Maleonn is both a photographer and a director, and these identities influence one another in his work. His photographs manifest his interests in manipulation and dramatic reappearance. Maleonn manipulates the objects he photographs, setting them in a created atmosphere, so they become an instrument to narrate the real beauty of life. His work is dramatic and cinematic; although the images are still, they reveal and expressive content and strong feeling by holding a mirror up to his viewers. He calls his work a “labyrinth, a huge one, lots of entrances, lots of exits as well. The viewers can walk around and realize the existence of themselves by getting through it.” For Brian Yates, the present is awkwardness and uncertainty. This may be the one fixed feature of the present; the past meanwhile might hold charm while the future asserts unnamed potential. The imagery Yates uses has its origins in the nostalgic charm of his past, but there is none of the attachment and fondness that might be expected. Subjects are distant, half-remembered, full of false romanticism—but they are purposefully isolated, depopulated and stripped of their sentimental power to the point of impotence. This is the spot at which Yates finds these objects and locations at their most beautiful, with their most potential in their independence.

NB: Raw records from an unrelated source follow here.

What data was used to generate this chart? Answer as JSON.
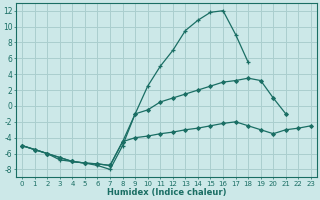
{
  "xlabel": "Humidex (Indice chaleur)",
  "xlim": [
    -0.5,
    23.5
  ],
  "ylim": [
    -9,
    13
  ],
  "yticks": [
    -8,
    -6,
    -4,
    -2,
    0,
    2,
    4,
    6,
    8,
    10,
    12
  ],
  "xticks": [
    0,
    1,
    2,
    3,
    4,
    5,
    6,
    7,
    8,
    9,
    10,
    11,
    12,
    13,
    14,
    15,
    16,
    17,
    18,
    19,
    20,
    21,
    22,
    23
  ],
  "bg_color": "#cce8e8",
  "grid_color": "#aacece",
  "line_color": "#1a6e64",
  "curve1_y": [
    -5.0,
    -5.5,
    -6.0,
    -6.8,
    -7.0,
    -7.2,
    -7.5,
    -8.0,
    -5.0,
    -1.0,
    2.5,
    5.0,
    7.0,
    9.5,
    10.8,
    11.8,
    12.0,
    9.0,
    5.5,
    null,
    null,
    null,
    null,
    null
  ],
  "curve1_marker": "+",
  "curve2_y": [
    -5.0,
    -5.5,
    -6.0,
    -6.5,
    -7.0,
    -7.2,
    -7.3,
    -7.5,
    -4.5,
    -1.0,
    -0.5,
    0.5,
    1.0,
    1.5,
    2.0,
    2.5,
    3.0,
    3.2,
    3.5,
    3.2,
    1.0,
    -1.0,
    null,
    null
  ],
  "curve2_marker": "D",
  "curve3_y": [
    -5.0,
    -5.5,
    -6.0,
    -6.5,
    -7.0,
    -7.2,
    -7.3,
    -7.5,
    -4.5,
    -4.0,
    -3.8,
    -3.5,
    -3.3,
    -3.0,
    -2.8,
    -2.5,
    -2.2,
    -2.0,
    -2.5,
    -3.0,
    -3.5,
    -3.0,
    -2.8,
    -2.5
  ],
  "curve3_marker": "D"
}
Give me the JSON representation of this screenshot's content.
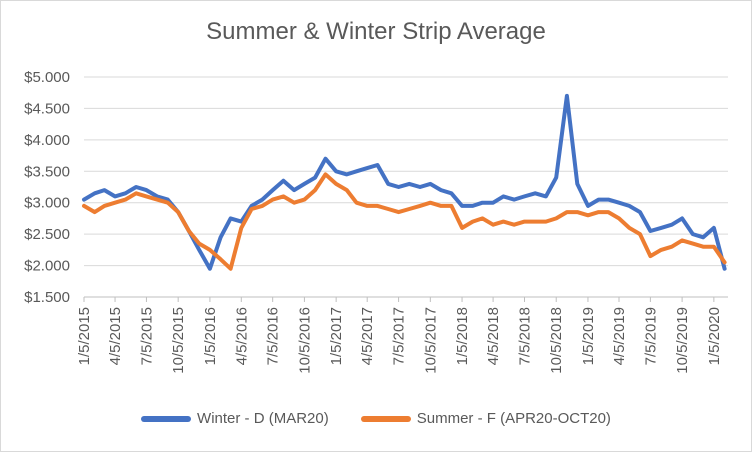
{
  "chart_data": {
    "type": "line",
    "title": "Summer & Winter Strip Average",
    "xlabel": "",
    "ylabel": "",
    "ylim": [
      1.5,
      5.0
    ],
    "y_ticks": [
      "$1.500",
      "$2.000",
      "$2.500",
      "$3.000",
      "$3.500",
      "$4.000",
      "$4.500",
      "$5.000"
    ],
    "x_ticks": [
      "1/5/2015",
      "4/5/2015",
      "7/5/2015",
      "10/5/2015",
      "1/5/2016",
      "4/5/2016",
      "7/5/2016",
      "10/5/2016",
      "1/5/2017",
      "4/5/2017",
      "7/5/2017",
      "10/5/2017",
      "1/5/2018",
      "4/5/2018",
      "7/5/2018",
      "10/5/2018",
      "1/5/2019",
      "4/5/2019",
      "7/5/2019",
      "10/5/2019",
      "1/5/2020"
    ],
    "grid": "horizontal",
    "legend_position": "bottom",
    "series": [
      {
        "name": "Winter - D (MAR20)",
        "color": "#4472C4",
        "x": [
          "1/5/2015",
          "2/5/2015",
          "3/5/2015",
          "4/5/2015",
          "5/5/2015",
          "6/5/2015",
          "7/5/2015",
          "8/5/2015",
          "9/5/2015",
          "10/5/2015",
          "11/5/2015",
          "12/5/2015",
          "1/5/2016",
          "2/5/2016",
          "3/5/2016",
          "4/5/2016",
          "5/5/2016",
          "6/5/2016",
          "7/5/2016",
          "8/5/2016",
          "9/5/2016",
          "10/5/2016",
          "11/5/2016",
          "12/5/2016",
          "1/5/2017",
          "2/5/2017",
          "3/5/2017",
          "4/5/2017",
          "5/5/2017",
          "6/5/2017",
          "7/5/2017",
          "8/5/2017",
          "9/5/2017",
          "10/5/2017",
          "11/5/2017",
          "12/5/2017",
          "1/5/2018",
          "2/5/2018",
          "3/5/2018",
          "4/5/2018",
          "5/5/2018",
          "6/5/2018",
          "7/5/2018",
          "8/5/2018",
          "9/5/2018",
          "10/5/2018",
          "11/5/2018",
          "12/5/2018",
          "1/5/2019",
          "2/5/2019",
          "3/5/2019",
          "4/5/2019",
          "5/5/2019",
          "6/5/2019",
          "7/5/2019",
          "8/5/2019",
          "9/5/2019",
          "10/5/2019",
          "11/5/2019",
          "12/5/2019",
          "1/5/2020",
          "2/5/2020"
        ],
        "values": [
          3.05,
          3.15,
          3.2,
          3.1,
          3.15,
          3.25,
          3.2,
          3.1,
          3.05,
          2.85,
          2.55,
          2.25,
          1.95,
          2.45,
          2.75,
          2.7,
          2.95,
          3.05,
          3.2,
          3.35,
          3.2,
          3.3,
          3.4,
          3.7,
          3.5,
          3.45,
          3.5,
          3.55,
          3.6,
          3.3,
          3.25,
          3.3,
          3.25,
          3.3,
          3.2,
          3.15,
          2.95,
          2.95,
          3.0,
          3.0,
          3.1,
          3.05,
          3.1,
          3.15,
          3.1,
          3.4,
          4.7,
          3.3,
          2.95,
          3.05,
          3.05,
          3.0,
          2.95,
          2.85,
          2.55,
          2.6,
          2.65,
          2.75,
          2.5,
          2.45,
          2.6,
          1.95
        ]
      },
      {
        "name": "Summer - F (APR20-OCT20)",
        "color": "#ED7D31",
        "x": [
          "1/5/2015",
          "2/5/2015",
          "3/5/2015",
          "4/5/2015",
          "5/5/2015",
          "6/5/2015",
          "7/5/2015",
          "8/5/2015",
          "9/5/2015",
          "10/5/2015",
          "11/5/2015",
          "12/5/2015",
          "1/5/2016",
          "2/5/2016",
          "3/5/2016",
          "4/5/2016",
          "5/5/2016",
          "6/5/2016",
          "7/5/2016",
          "8/5/2016",
          "9/5/2016",
          "10/5/2016",
          "11/5/2016",
          "12/5/2016",
          "1/5/2017",
          "2/5/2017",
          "3/5/2017",
          "4/5/2017",
          "5/5/2017",
          "6/5/2017",
          "7/5/2017",
          "8/5/2017",
          "9/5/2017",
          "10/5/2017",
          "11/5/2017",
          "12/5/2017",
          "1/5/2018",
          "2/5/2018",
          "3/5/2018",
          "4/5/2018",
          "5/5/2018",
          "6/5/2018",
          "7/5/2018",
          "8/5/2018",
          "9/5/2018",
          "10/5/2018",
          "11/5/2018",
          "12/5/2018",
          "1/5/2019",
          "2/5/2019",
          "3/5/2019",
          "4/5/2019",
          "5/5/2019",
          "6/5/2019",
          "7/5/2019",
          "8/5/2019",
          "9/5/2019",
          "10/5/2019",
          "11/5/2019",
          "12/5/2019",
          "1/5/2020",
          "2/5/2020"
        ],
        "values": [
          2.95,
          2.85,
          2.95,
          3.0,
          3.05,
          3.15,
          3.1,
          3.05,
          3.0,
          2.85,
          2.55,
          2.35,
          2.25,
          2.1,
          1.95,
          2.6,
          2.9,
          2.95,
          3.05,
          3.1,
          3.0,
          3.05,
          3.2,
          3.45,
          3.3,
          3.2,
          3.0,
          2.95,
          2.95,
          2.9,
          2.85,
          2.9,
          2.95,
          3.0,
          2.95,
          2.95,
          2.6,
          2.7,
          2.75,
          2.65,
          2.7,
          2.65,
          2.7,
          2.7,
          2.7,
          2.75,
          2.85,
          2.85,
          2.8,
          2.85,
          2.85,
          2.75,
          2.6,
          2.5,
          2.15,
          2.25,
          2.3,
          2.4,
          2.35,
          2.3,
          2.3,
          2.05
        ]
      }
    ]
  }
}
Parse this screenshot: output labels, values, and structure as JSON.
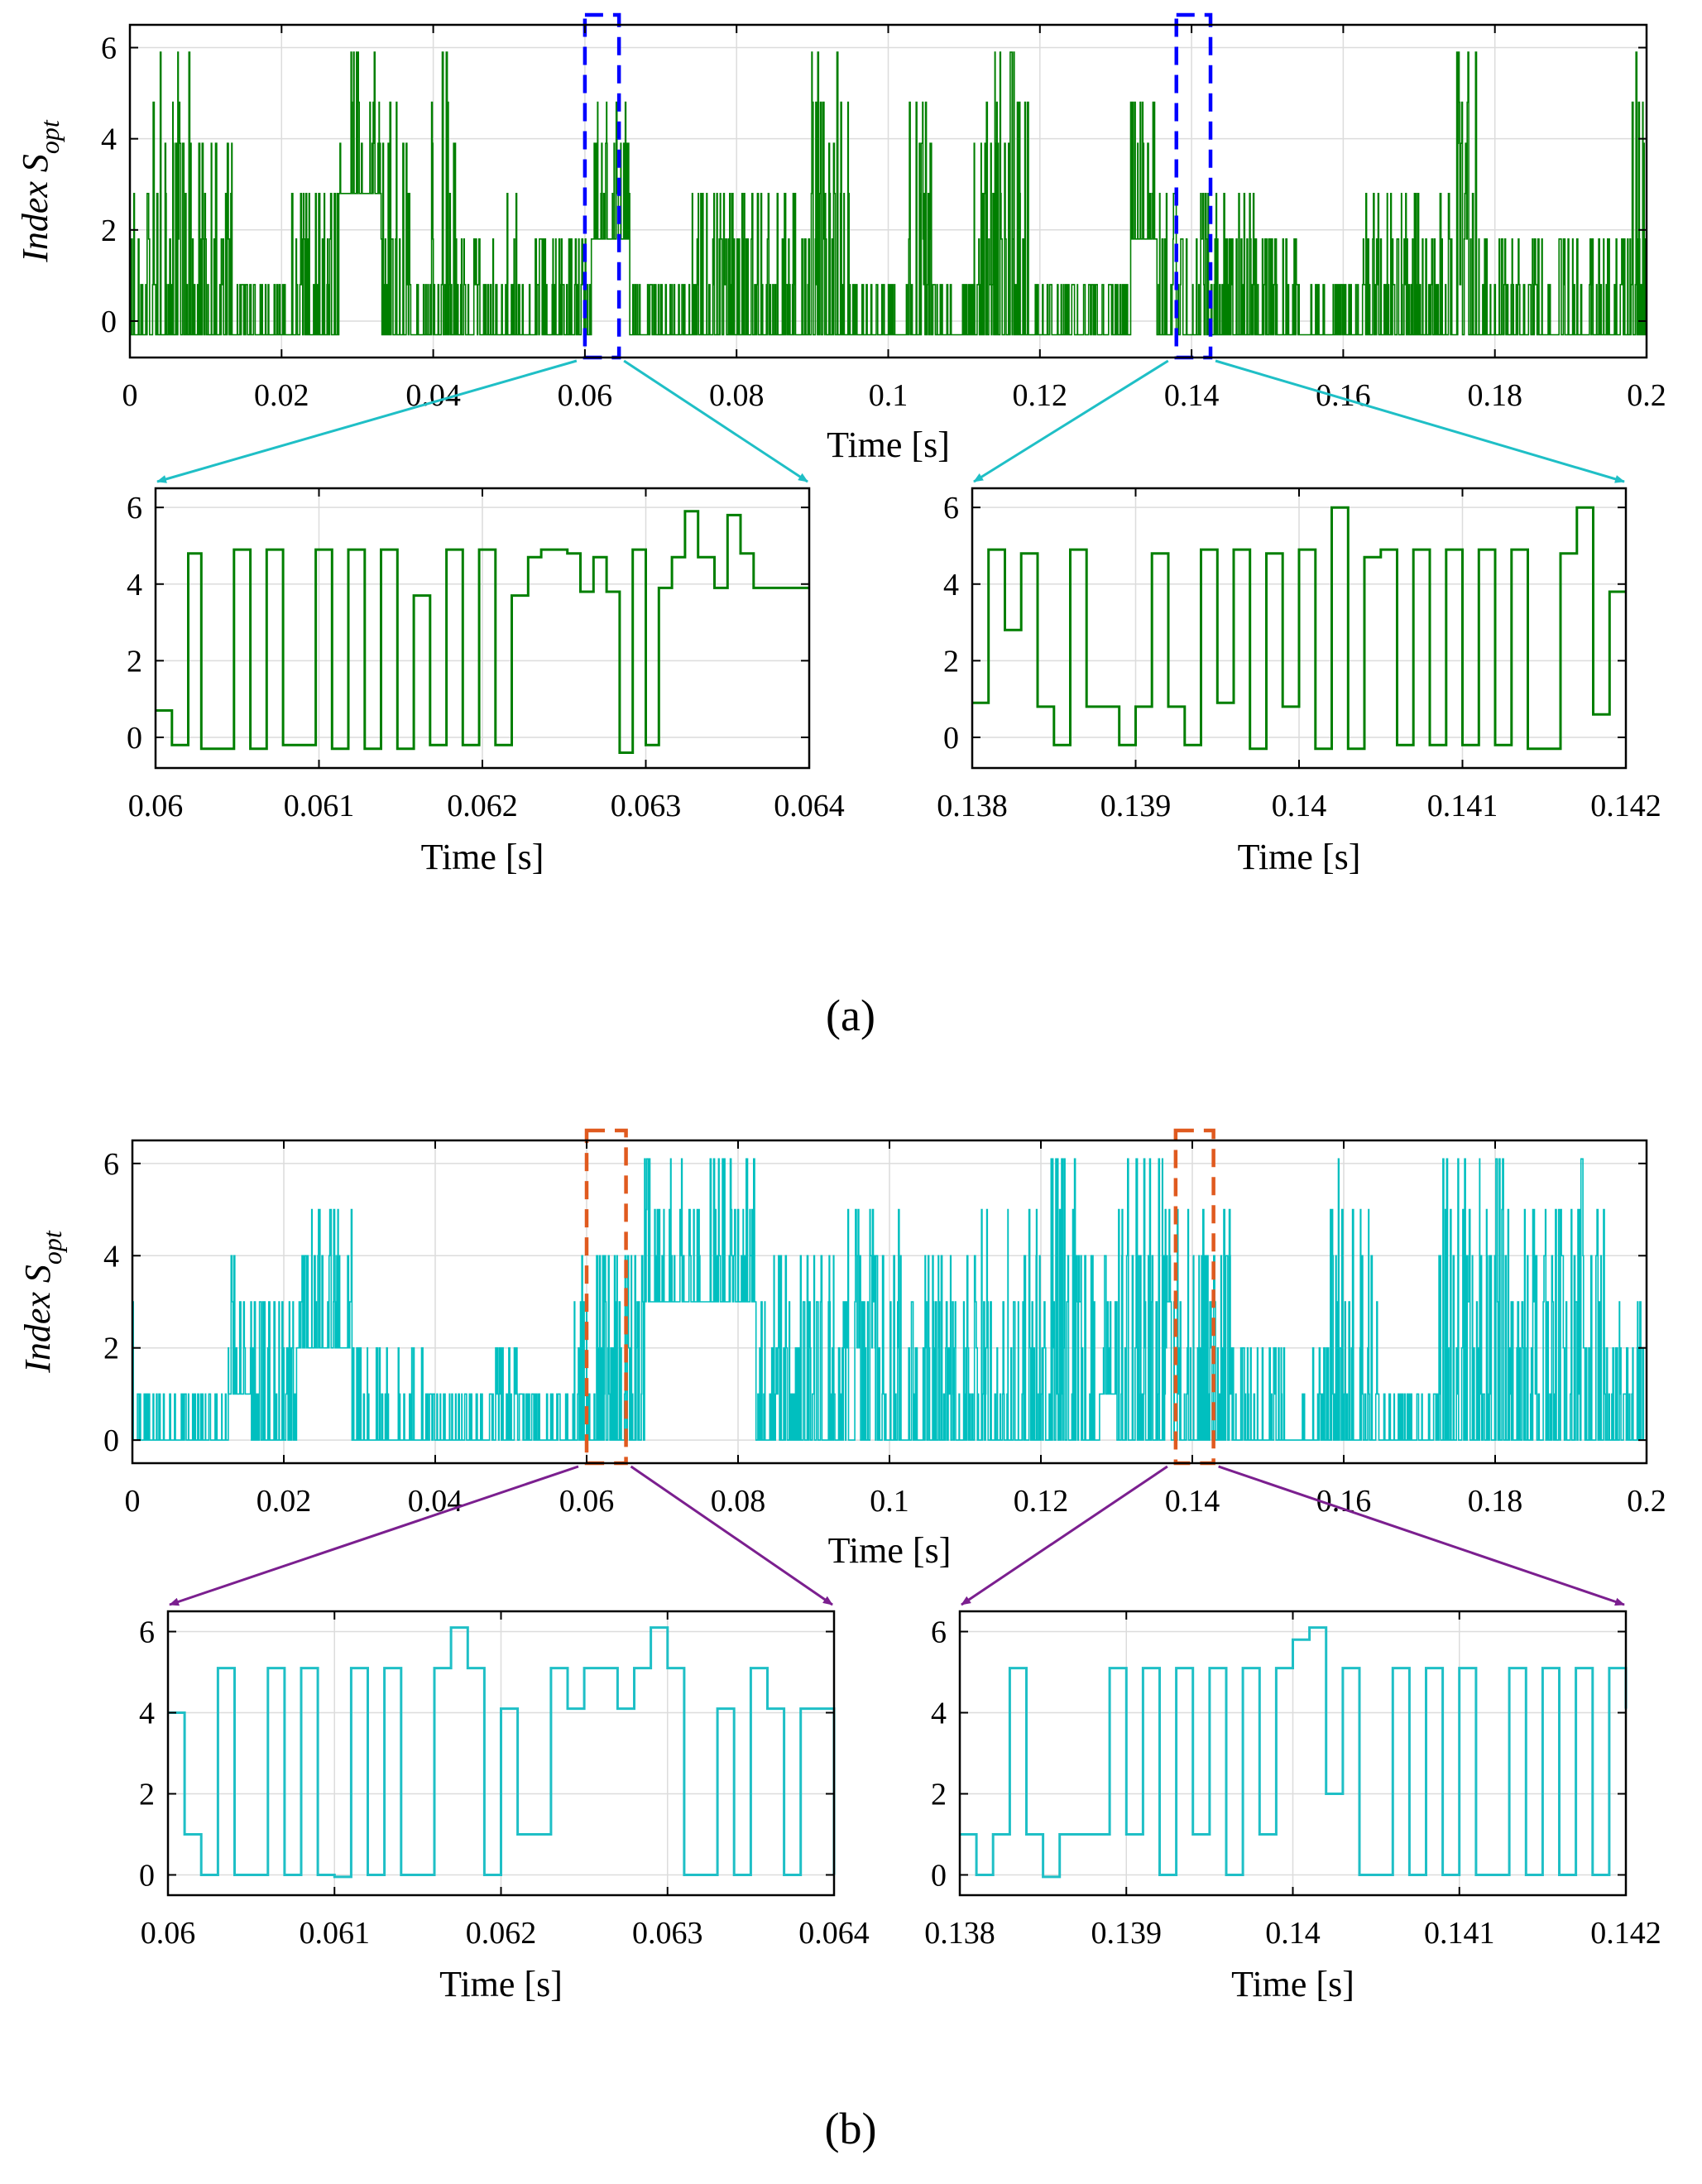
{
  "chart_data": [
    {
      "id": "a_main",
      "type": "line",
      "panel": "a",
      "trace": "dense step signal (pseudo-reconstructed)",
      "color": "#007f00",
      "xlim": [
        0,
        0.2
      ],
      "ylim": [
        -0.8,
        6.5
      ],
      "xticks": [
        "0",
        "0.02",
        "0.04",
        "0.06",
        "0.08",
        "0.1",
        "0.12",
        "0.14",
        "0.16",
        "0.18",
        "0.2"
      ],
      "yticks": [
        "0",
        "2",
        "4",
        "6"
      ],
      "xlabel": "Time [s]",
      "ylabel": "Index S",
      "ylabel_sub": "opt",
      "levels": [
        -0.3,
        0.8,
        1.8,
        2.8,
        3.9,
        4.8,
        5.9
      ],
      "zoom_windows": [
        [
          0.06,
          0.0645
        ],
        [
          0.138,
          0.1425
        ]
      ],
      "zoom_color": "#0000ff",
      "arrow_color": "#1fbfc6"
    },
    {
      "id": "a_zoom1",
      "type": "line",
      "panel": "a",
      "color": "#007f00",
      "xlim": [
        0.06,
        0.064
      ],
      "ylim": [
        -0.8,
        6.5
      ],
      "xticks": [
        "0.06",
        "0.061",
        "0.062",
        "0.063",
        "0.064"
      ],
      "yticks": [
        "0",
        "2",
        "4",
        "6"
      ],
      "xlabel": "Time [s]",
      "x": [
        0.06,
        0.0601,
        0.0602,
        0.06028,
        0.06038,
        0.06048,
        0.06058,
        0.06068,
        0.06078,
        0.06088,
        0.06098,
        0.06108,
        0.06118,
        0.06128,
        0.06138,
        0.06148,
        0.06158,
        0.06168,
        0.06178,
        0.06188,
        0.06198,
        0.06208,
        0.06218,
        0.06228,
        0.06236,
        0.06244,
        0.06252,
        0.0626,
        0.06268,
        0.06276,
        0.06284,
        0.06292,
        0.063,
        0.06308,
        0.06316,
        0.06324,
        0.06332,
        0.06342,
        0.0635,
        0.06358,
        0.06366,
        0.06374,
        0.06382,
        0.0639,
        0.064
      ],
      "y": [
        0.7,
        -0.2,
        4.8,
        -0.3,
        -0.3,
        4.9,
        -0.3,
        4.9,
        -0.2,
        -0.2,
        4.9,
        -0.3,
        4.9,
        -0.3,
        4.9,
        -0.3,
        3.7,
        -0.2,
        4.9,
        -0.2,
        4.9,
        -0.2,
        3.7,
        4.7,
        4.9,
        4.9,
        4.8,
        3.8,
        4.7,
        3.8,
        -0.4,
        4.9,
        -0.2,
        3.9,
        4.7,
        5.9,
        4.7,
        3.9,
        5.8,
        4.8,
        3.9,
        3.9,
        3.9,
        3.9,
        3.9
      ]
    },
    {
      "id": "a_zoom2",
      "type": "line",
      "panel": "a",
      "color": "#007f00",
      "xlim": [
        0.138,
        0.142
      ],
      "ylim": [
        -0.8,
        6.5
      ],
      "xticks": [
        "0.138",
        "0.139",
        "0.14",
        "0.141",
        "0.142"
      ],
      "yticks": [
        "0",
        "2",
        "4",
        "6"
      ],
      "xlabel": "Time [s]",
      "x": [
        0.138,
        0.1381,
        0.1382,
        0.1383,
        0.1384,
        0.1385,
        0.1386,
        0.1387,
        0.1388,
        0.1389,
        0.139,
        0.1391,
        0.1392,
        0.1393,
        0.1394,
        0.1395,
        0.1396,
        0.1397,
        0.1398,
        0.1399,
        0.14,
        0.1401,
        0.1402,
        0.1403,
        0.1404,
        0.1405,
        0.1406,
        0.1407,
        0.1408,
        0.1409,
        0.141,
        0.1411,
        0.1412,
        0.1413,
        0.1414,
        0.1415,
        0.1416,
        0.1417,
        0.1418,
        0.1419,
        0.142
      ],
      "y": [
        0.9,
        4.9,
        2.8,
        4.8,
        0.8,
        -0.2,
        4.9,
        0.8,
        0.8,
        -0.2,
        0.8,
        4.8,
        0.8,
        -0.2,
        4.9,
        0.9,
        4.9,
        -0.3,
        4.8,
        0.8,
        4.9,
        -0.3,
        6.0,
        -0.3,
        4.7,
        4.9,
        -0.2,
        4.9,
        -0.2,
        4.9,
        -0.2,
        4.9,
        -0.2,
        4.9,
        -0.3,
        -0.3,
        4.8,
        6.0,
        0.6,
        3.8,
        3.8
      ]
    },
    {
      "id": "b_main",
      "type": "line",
      "panel": "b",
      "trace": "dense step signal (pseudo-reconstructed)",
      "color": "#00bfbf",
      "xlim": [
        0,
        0.2
      ],
      "ylim": [
        -0.5,
        6.5
      ],
      "xticks": [
        "0",
        "0.02",
        "0.04",
        "0.06",
        "0.08",
        "0.1",
        "0.12",
        "0.14",
        "0.16",
        "0.18",
        "0.2"
      ],
      "yticks": [
        "0",
        "2",
        "4",
        "6"
      ],
      "xlabel": "Time [s]",
      "ylabel": "Index S",
      "ylabel_sub": "opt",
      "levels": [
        0,
        1,
        2,
        3,
        4,
        5,
        6.1
      ],
      "zoom_windows": [
        [
          0.06,
          0.0652
        ],
        [
          0.1378,
          0.1428
        ]
      ],
      "zoom_color": "#e05a1f",
      "arrow_color": "#7b1f8f"
    },
    {
      "id": "b_zoom1",
      "type": "line",
      "panel": "b",
      "color": "#1fbfc6",
      "xlim": [
        0.06,
        0.064
      ],
      "ylim": [
        -0.5,
        6.5
      ],
      "xticks": [
        "0.06",
        "0.061",
        "0.062",
        "0.063",
        "0.064"
      ],
      "yticks": [
        "0",
        "2",
        "4",
        "6"
      ],
      "xlabel": "Time [s]",
      "x": [
        0.06,
        0.0601,
        0.0602,
        0.0603,
        0.0604,
        0.0605,
        0.0606,
        0.0607,
        0.0608,
        0.0609,
        0.061,
        0.0611,
        0.0612,
        0.0613,
        0.0614,
        0.0615,
        0.0616,
        0.0617,
        0.0618,
        0.0619,
        0.062,
        0.0621,
        0.0622,
        0.0623,
        0.0624,
        0.0625,
        0.0626,
        0.0627,
        0.0628,
        0.0629,
        0.063,
        0.0631,
        0.0632,
        0.0633,
        0.0634,
        0.0635,
        0.0636,
        0.0637,
        0.0638,
        0.0639,
        0.064
      ],
      "y": [
        4.0,
        1.0,
        0.0,
        5.1,
        0.0,
        0.0,
        5.1,
        0.0,
        5.1,
        0.0,
        -0.05,
        5.1,
        0.0,
        5.1,
        0.0,
        0.0,
        5.1,
        6.1,
        5.1,
        0.0,
        4.1,
        1.0,
        1.0,
        5.1,
        4.1,
        5.1,
        5.1,
        4.1,
        5.1,
        6.1,
        5.1,
        0.0,
        0.0,
        4.1,
        0.0,
        5.1,
        4.1,
        0.0,
        4.1,
        4.1,
        0.0
      ]
    },
    {
      "id": "b_zoom2",
      "type": "line",
      "panel": "b",
      "color": "#1fbfc6",
      "xlim": [
        0.138,
        0.142
      ],
      "ylim": [
        -0.5,
        6.5
      ],
      "xticks": [
        "0.138",
        "0.139",
        "0.14",
        "0.141",
        "0.142"
      ],
      "yticks": [
        "0",
        "2",
        "4",
        "6"
      ],
      "xlabel": "Time [s]",
      "x": [
        0.138,
        0.1381,
        0.1382,
        0.1383,
        0.1384,
        0.1385,
        0.1386,
        0.1387,
        0.1388,
        0.1389,
        0.139,
        0.1391,
        0.1392,
        0.1393,
        0.1394,
        0.1395,
        0.1396,
        0.1397,
        0.1398,
        0.1399,
        0.14,
        0.1401,
        0.1402,
        0.1403,
        0.1404,
        0.1405,
        0.1406,
        0.1407,
        0.1408,
        0.1409,
        0.141,
        0.1411,
        0.1412,
        0.1413,
        0.1414,
        0.1415,
        0.1416,
        0.1417,
        0.1418,
        0.1419,
        0.142
      ],
      "y": [
        1.0,
        0.0,
        1.0,
        5.1,
        1.0,
        -0.05,
        1.0,
        1.0,
        1.0,
        5.1,
        1.0,
        5.1,
        0.0,
        5.1,
        1.0,
        5.1,
        0.0,
        5.1,
        1.0,
        5.1,
        5.8,
        6.1,
        2.0,
        5.1,
        0.0,
        0.0,
        5.1,
        0.0,
        5.1,
        0.0,
        5.1,
        0.0,
        0.0,
        5.1,
        0.0,
        5.1,
        0.0,
        5.1,
        0.0,
        5.1,
        4.1
      ]
    }
  ],
  "captions": {
    "a": "(a)",
    "b": "(b)"
  }
}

Maleonn was born in Shanghai in 1972. He graduated from the Fine Art College of Shanghai University with a degree in graphic design. Until 2003 he worked as an art director and director of commercial films, and in 2004 he began his creative art practice. Since then he has exhibited widely, including in group shows in Australia, Canada, China, Holland, Germany, the US, and the UK, and in solo shows in Canada, China, and the US. Brian Yates lives and works in Chicago. He graduated with an MFA from Ohio University in 1996, and since then has had numerous solo, two-person and group exhibitions in the US, including a 2007 solo show The New Anomie at kasia kay art projects gallery and a 2006 solo show, Future Perfect, at the Charles Allis Museum in Milwaukee.